Israel’s vice-prime minister says it will be “very very difficult” to veto Iran deal

Israel’s vice-prime minister says it will be “very very difficult” to veto Iran deal

Silvan Shalom
Silvan Shalom
Silvan Shalom
Silvan Shalom

Silvan Shalom has acknowledged the extent of the challenge facing those hoping to see Congress thwart the Iran nuclear deal, as millions of dollars were ploughed into campaigns by supporters and detractors of the agreement.

The vice-prime minister’s forthright comments came in a wide-ranging interview with the Jewish News during his visit to London last week, during which he also suggested the threat posed by IS to the Jewish state was dwarfed by Tehran.

He reiterated Jerusalem’s strong opposition to the deal between Tehran and the international community, ahead of an expected showdown in the US legislature.

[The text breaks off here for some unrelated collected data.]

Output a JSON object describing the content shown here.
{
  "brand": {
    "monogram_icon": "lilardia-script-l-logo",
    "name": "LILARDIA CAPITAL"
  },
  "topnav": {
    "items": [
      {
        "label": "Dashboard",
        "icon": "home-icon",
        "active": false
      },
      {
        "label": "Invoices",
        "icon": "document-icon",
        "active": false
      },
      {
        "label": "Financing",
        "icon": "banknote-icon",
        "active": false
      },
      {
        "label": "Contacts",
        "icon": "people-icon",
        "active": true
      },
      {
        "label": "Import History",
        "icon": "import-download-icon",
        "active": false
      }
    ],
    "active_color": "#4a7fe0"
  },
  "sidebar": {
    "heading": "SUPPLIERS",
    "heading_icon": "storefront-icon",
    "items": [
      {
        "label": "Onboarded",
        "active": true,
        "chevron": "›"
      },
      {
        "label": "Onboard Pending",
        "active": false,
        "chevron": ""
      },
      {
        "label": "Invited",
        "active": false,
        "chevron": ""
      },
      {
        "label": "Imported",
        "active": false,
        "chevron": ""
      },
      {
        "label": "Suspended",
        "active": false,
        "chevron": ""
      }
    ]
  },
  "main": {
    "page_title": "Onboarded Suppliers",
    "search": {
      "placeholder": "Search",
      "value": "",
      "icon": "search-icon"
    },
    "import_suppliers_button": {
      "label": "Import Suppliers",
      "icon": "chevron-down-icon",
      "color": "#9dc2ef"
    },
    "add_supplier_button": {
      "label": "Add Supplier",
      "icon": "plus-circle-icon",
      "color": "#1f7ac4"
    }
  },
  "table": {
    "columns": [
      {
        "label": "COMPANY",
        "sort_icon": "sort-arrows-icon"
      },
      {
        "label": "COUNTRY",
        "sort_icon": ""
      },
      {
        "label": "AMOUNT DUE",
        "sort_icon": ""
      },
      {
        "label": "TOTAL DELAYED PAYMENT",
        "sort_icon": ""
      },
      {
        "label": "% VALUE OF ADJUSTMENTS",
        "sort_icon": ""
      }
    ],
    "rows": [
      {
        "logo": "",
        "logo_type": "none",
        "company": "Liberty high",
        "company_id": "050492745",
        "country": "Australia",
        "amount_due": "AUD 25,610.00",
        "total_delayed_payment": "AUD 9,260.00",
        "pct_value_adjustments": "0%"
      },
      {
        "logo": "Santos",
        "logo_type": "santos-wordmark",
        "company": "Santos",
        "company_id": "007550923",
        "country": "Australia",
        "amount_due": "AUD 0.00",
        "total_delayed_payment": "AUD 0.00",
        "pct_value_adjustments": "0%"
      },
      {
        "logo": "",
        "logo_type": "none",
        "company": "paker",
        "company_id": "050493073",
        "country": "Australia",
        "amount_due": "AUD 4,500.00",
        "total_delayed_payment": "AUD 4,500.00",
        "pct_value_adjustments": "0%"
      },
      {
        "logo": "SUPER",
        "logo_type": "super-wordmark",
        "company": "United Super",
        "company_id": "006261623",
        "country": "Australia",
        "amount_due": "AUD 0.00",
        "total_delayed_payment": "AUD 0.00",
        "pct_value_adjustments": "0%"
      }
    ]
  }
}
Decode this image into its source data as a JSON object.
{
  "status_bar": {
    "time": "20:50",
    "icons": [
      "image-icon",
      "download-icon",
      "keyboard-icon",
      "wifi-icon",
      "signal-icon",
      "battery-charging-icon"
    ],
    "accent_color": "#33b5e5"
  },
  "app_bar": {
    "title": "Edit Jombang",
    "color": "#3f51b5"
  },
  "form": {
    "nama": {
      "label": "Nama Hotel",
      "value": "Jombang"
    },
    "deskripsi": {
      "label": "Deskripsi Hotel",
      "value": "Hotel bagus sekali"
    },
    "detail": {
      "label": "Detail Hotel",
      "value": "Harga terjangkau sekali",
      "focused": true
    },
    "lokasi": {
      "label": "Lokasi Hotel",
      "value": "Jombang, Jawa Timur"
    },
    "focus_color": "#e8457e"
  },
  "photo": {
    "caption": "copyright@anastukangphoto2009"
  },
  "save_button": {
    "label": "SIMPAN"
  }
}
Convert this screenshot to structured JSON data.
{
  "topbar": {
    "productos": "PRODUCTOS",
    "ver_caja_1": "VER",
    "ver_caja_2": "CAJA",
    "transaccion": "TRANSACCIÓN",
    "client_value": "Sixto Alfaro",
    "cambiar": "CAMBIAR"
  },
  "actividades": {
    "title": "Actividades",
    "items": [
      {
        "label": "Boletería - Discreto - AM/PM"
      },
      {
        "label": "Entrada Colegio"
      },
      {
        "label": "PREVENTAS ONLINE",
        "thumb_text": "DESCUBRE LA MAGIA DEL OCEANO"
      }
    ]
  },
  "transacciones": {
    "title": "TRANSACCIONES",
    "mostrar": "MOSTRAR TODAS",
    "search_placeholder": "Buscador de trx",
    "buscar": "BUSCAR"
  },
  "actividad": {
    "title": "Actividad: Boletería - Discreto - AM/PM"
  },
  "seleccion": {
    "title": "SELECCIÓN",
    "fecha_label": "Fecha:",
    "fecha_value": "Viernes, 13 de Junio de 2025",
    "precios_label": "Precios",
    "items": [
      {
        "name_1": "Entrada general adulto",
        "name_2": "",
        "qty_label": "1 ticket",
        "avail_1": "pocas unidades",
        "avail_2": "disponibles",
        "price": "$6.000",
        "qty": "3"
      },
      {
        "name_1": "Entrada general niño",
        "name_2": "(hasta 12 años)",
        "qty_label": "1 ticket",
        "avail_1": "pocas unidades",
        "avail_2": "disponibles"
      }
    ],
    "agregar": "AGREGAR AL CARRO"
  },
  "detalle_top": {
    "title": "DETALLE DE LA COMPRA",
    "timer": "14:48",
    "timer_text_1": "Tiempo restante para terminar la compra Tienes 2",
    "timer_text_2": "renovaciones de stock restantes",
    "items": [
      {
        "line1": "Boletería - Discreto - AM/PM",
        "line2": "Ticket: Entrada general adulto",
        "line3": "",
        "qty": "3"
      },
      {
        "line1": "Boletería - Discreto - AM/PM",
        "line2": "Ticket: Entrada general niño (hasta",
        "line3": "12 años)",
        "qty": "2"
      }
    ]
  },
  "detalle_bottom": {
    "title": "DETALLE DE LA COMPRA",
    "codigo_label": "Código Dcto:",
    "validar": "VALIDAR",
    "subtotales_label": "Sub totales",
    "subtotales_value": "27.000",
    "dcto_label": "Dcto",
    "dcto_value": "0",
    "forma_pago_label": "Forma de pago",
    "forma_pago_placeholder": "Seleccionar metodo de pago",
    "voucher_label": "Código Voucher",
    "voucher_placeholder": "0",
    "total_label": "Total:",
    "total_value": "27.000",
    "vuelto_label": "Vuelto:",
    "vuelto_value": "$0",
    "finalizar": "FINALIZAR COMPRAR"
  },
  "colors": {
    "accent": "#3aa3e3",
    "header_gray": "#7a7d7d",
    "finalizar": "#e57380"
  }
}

But recognising it would require a “huge” number of democrats to vote against Barack Obama in the Senate and House of Representatives, Shalom said “it’s very very difficult” and “looks too complex but who knows”.

So far three congressional democrats have said they will vote against but, even if every republican opposes the deal struck by the P5+1, it would still require 13 senators and 44 in the House to side with them to overturn a potential presidential veto.

But he said: “Israel is not involved by sending ministers or members of Knesset to go to talk to them to convince them to vote against. Everyone who arrives in Israel, if they have meetings with the Israeli leadership, will get the message Israel is totally against. If the Israeli ambassador is asked he says it.”

Despite British Foreign Secretary Philip Hammond’s stark comments that Israel would have opposed any deal and the government’s strong defence of it, the UK was “one of the best” in the negotiations with Iran, Shalom claimed.

The vice-prime minister – who was in the capital to open the London Stock Exchange – added: “What we found is that we cannot achieve a deal that will put an end completely to the Iranians effort to achieve nuclear power so we should remain with the sanctions. I believe it would’ve been much better than to lift all the sanctions and to enable them to continue with the programme and financing terrorism.” Fears were also voiced over accusations the deal contains unpublished clauses – “we heard some from our friends but we don’t yet know all of them”.

He also spoke about the threat posed by Islamic State to Israel, but said: “Iran is undermining the existence of Israel, Daesh is not.”

Politicians in America have begun declaring their positions, as pressure builds from single-issue lobby group ‘Citizens for a Nuclear Free Iran,’ which is backed by the American Israel Public Affairs Committee (AIPAC) and which has raised $20 million for TV adverts criticising the agreement.

That sum dwarfs the $4 million raised by liberal Jewish advocacy organisation J-Street, which supports Obama on the deal.

Last week over 600 AIPAC members journeyed to the capital to hear from White House Chief-of-Staff Denis McDonough, chief negotiator Wendy Sherman and Treasury director Adam Szubin.

Elsewhere, Secretary of State John Kerry and Defence Secretary Ashton Carter led public and private briefings, as Energy Secretary Ernest Moniz met top Jewish leaders and Vice President Joe Biden hosted a series of congressional meetings.

Obama has also conducted one-on-one sessions with undecided Democrats, and held telephone briefings with grassroots activists, where he warned that “the lobbying on the other side is fierce, well-financed and relentless”.

On the outskirts of Capitol Hill, ambassadors were also charged with influencing decision-makers, with Israeli envoy Ron Dermer, a deal critic, battling for attention with diplomatic proponents from the UK, France and Germany.

British Ambassador Sir Peter Westmacott admitted this week that speaking to members of Congress “has taken up quite a big part of my time recently”.